The L.E. Smith Glass Company was by far the most prolific manufacturer of the Depression Glass figural vanity boxes and jars, often using the same base for different tops, as well as making different sizes and colors of the more popular items.
Other American companies known to have made figural powder jars and puff boxes include Tiffin-US Glass, Phoenix, Consolidated, Co-Operative Flint, Akro Agate, New Martinsville, Paden City, Jeannette, and Westmoreland, amongst others, and a number of British and European manufacturers also made them, notably Sowerby in England, August Walther in Germany, and Taussant, Portieux & Vallerystahl in France, plus of course Heinrich Hoffman and other Czech Bohemian glassmakers.

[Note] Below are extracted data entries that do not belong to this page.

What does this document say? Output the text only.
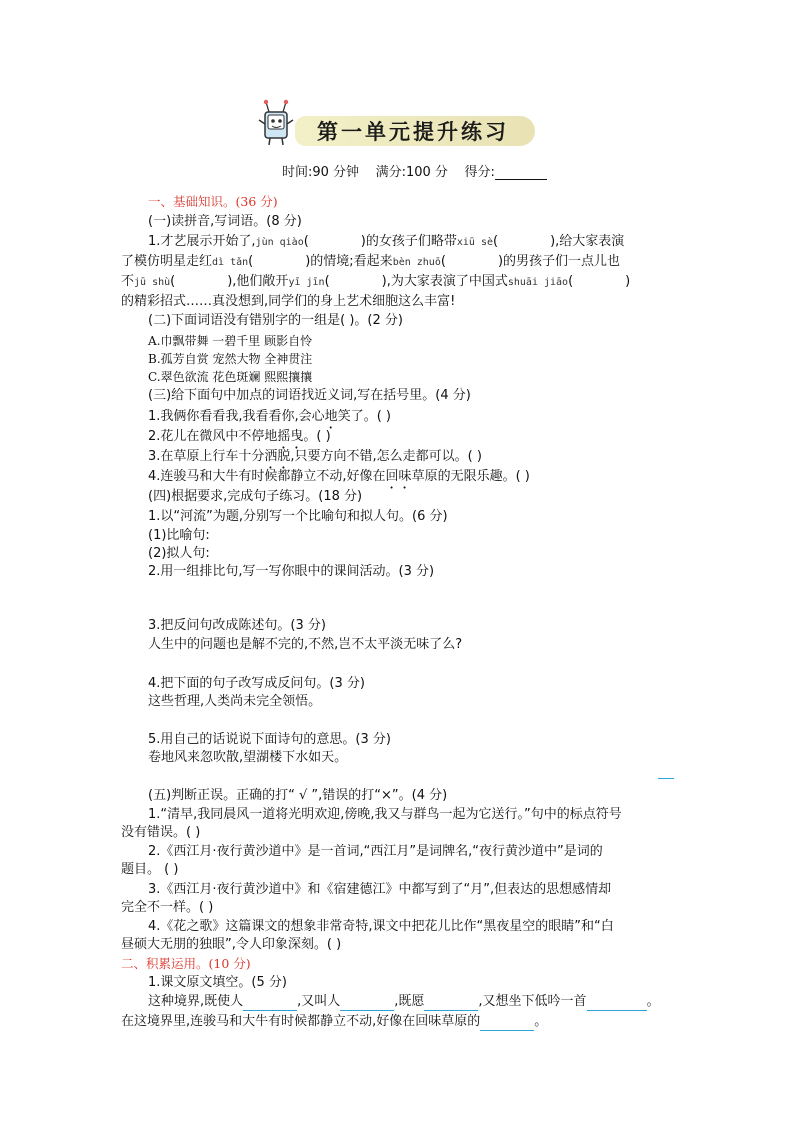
第一单元提升练习
时间:90 分钟 满分:100 分 得分:
一、基础知识。(36 分)
(一)读拼音,写词语。(8 分)
1.才艺展示开始了,jùn qiào(	)的女孩子们略带xiū sè(	),给大家表演
了模仿明星走红dì tǎn(	)的情境;看起来bèn zhuō(	)的男孩子们一点儿也
不jū shù(	),他们敞开yī jīn(	),为大家表演了中国式shuāi jiāo(	)
的精彩招式……真没想到,同学们的身上艺术细胞这么丰富!
(二)下面词语没有错别字的一组是( )。(2 分)
A.巾飘带舞 一碧千里 顾影自怜
B.孤芳自赏 宠然大物 全神贯注
C.翠色欲流 花色斑斓 熙熙攘攘
(三)给下面句中加点的词语找近义词,写在括号里。(4 分)
1.我俩你看看我,我看看你,会心地笑了。( )
2.花儿在微风中不停地摇曳。( )
3.在草原上行车十分洒脱,只要方向不错,怎么走都可以。( )
4.连骏马和大牛有时候都静立不动,好像在回味草原的无限乐趣。( )
(四)根据要求,完成句子练习。(18 分)
1.以“河流”为题,分别写一个比喻句和拟人句。(6 分)
(1)比喻句:
(2)拟人句:
2.用一组排比句,写一写你眼中的课间活动。(3 分)
3.把反问句改成陈述句。(3 分)
人生中的问题也是解不完的,不然,岂不太平淡无味了么?
4.把下面的句子改写成反问句。(3 分)
这些哲理,人类尚未完全领悟。
5.用自己的话说说下面诗句的意思。(3 分)
卷地风来忽吹散,望湖楼下水如天。
(五)判断正误。正确的打“ √ ”,错误的打“×”。(4 分)
1.“清早,我同晨风一道将光明欢迎,傍晚,我又与群鸟一起为它送行。”句中的标点符号
没有错误。( )
2.《西江月·夜行黄沙道中》是一首词,“西江月”是词牌名,“夜行黄沙道中”是词的
题目。 ( )
3.《西江月·夜行黄沙道中》和《宿建德江》中都写到了“月”,但表达的思想感情却
完全不一样。( )
4.《花之歌》这篇课文的想象非常奇特,课文中把花儿比作“黑夜星空的眼睛”和“白
昼硕大无朋的独眼”,令人印象深刻。( )
二、积累运用。(10 分)
1.课文原文填空。(5 分)
这种境界,既使人	,又叫人	,既愿	,又想坐下低吟一首	。
在这境界里,连骏马和大牛有时候都静立不动,好像在回味草原的	。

The themes of the figurals on these vanity jars and boxes were as varied as the shapes and sizes, with ladies, especially Art Deco Flappers, being predominant. These female forms were beautifully designed, and have been given names by which the jars are now known, like Annette, Jackie, Godiva, Pandora, Claudette etc.
A few abstract human figurals were made, including Sphinx, jesters, minstrels, clowns and cherubs.
Dogs and birds were also popular, and there are also jars with figural cats, elephants, squirrels and even donkeys, camels and frogs.
Some of the most intricately designed jars and boxes have the form of coaches, wagons, cars and boats and a few were designed to resemble flowers, hats, buildings etc.